So what are you waiting for?

​The case for Kenyan pension schemes to invest offshore is clear cut on diversification (the “free

lunch” of investment) grounds alone. Analysis from Star Capital shows a pension scheme should be allocated around 50% offshore1. Analysis from the World Bank shows even higher2. The RBA allows 15% with potentially an additional 10% to go offshore. Amendments to Investment Policy

Statements to change the strategic asset allocation to 15%-25% offshore should be made immediately.

The case for offshore can also be made on return grounds. Kenyan pension scheme returns in 2022 were abysmal thanks to over-concentration on domestic fixed income. The Kenyan yield curve has continued to rise. Page one of fixed income mathematics shows how “yields up, prices down”. So 2023 will show poor returns again; perhaps not negative like 2022 but poor nonetheless.

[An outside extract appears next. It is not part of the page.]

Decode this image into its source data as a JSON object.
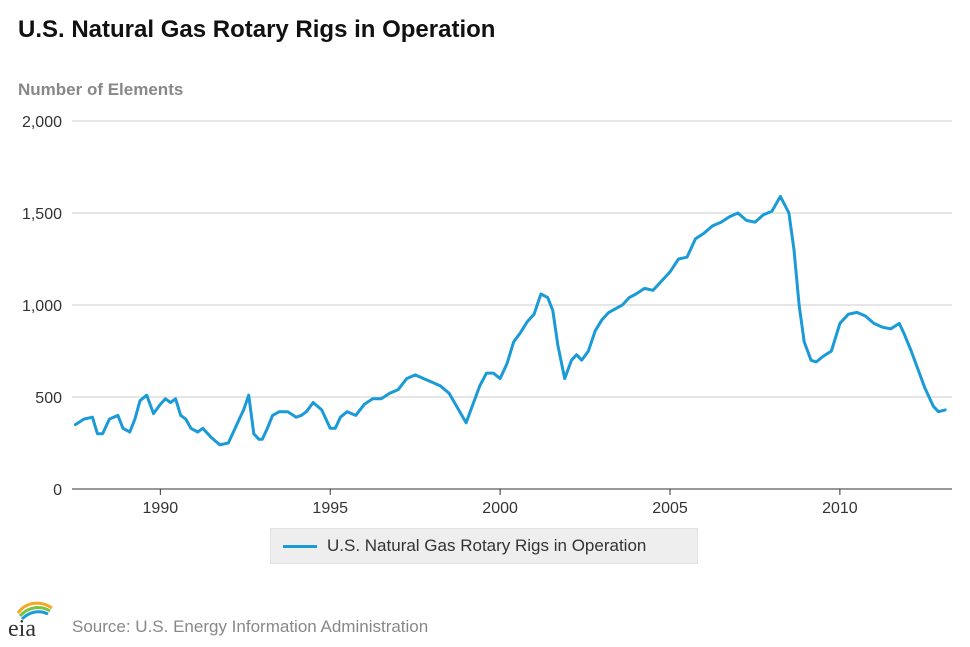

And there will be no offset from domestic equity: year to date Safaricom has fallen a third from approx. KES 24 to KES 163.

Year to date in 2023 the Kenyan shilling has devalued from 123.40 to 144.45 to the US Dollar4. This is a 17% return year to date. Or 28% annualised return. Add to that currency return the dollar return from Star Capital’s offshore fund you have a return year to date easily over 20% with forecast over 30% by year end. 15%, if not 25%, of a big positive number is still a big positive number5.

So what are you waiting for? That is the question pension scheme members will ask as they see

trustees’ inaction erode rather than boost their pensions. That is a question I wouldn’t want to be in the firing line of.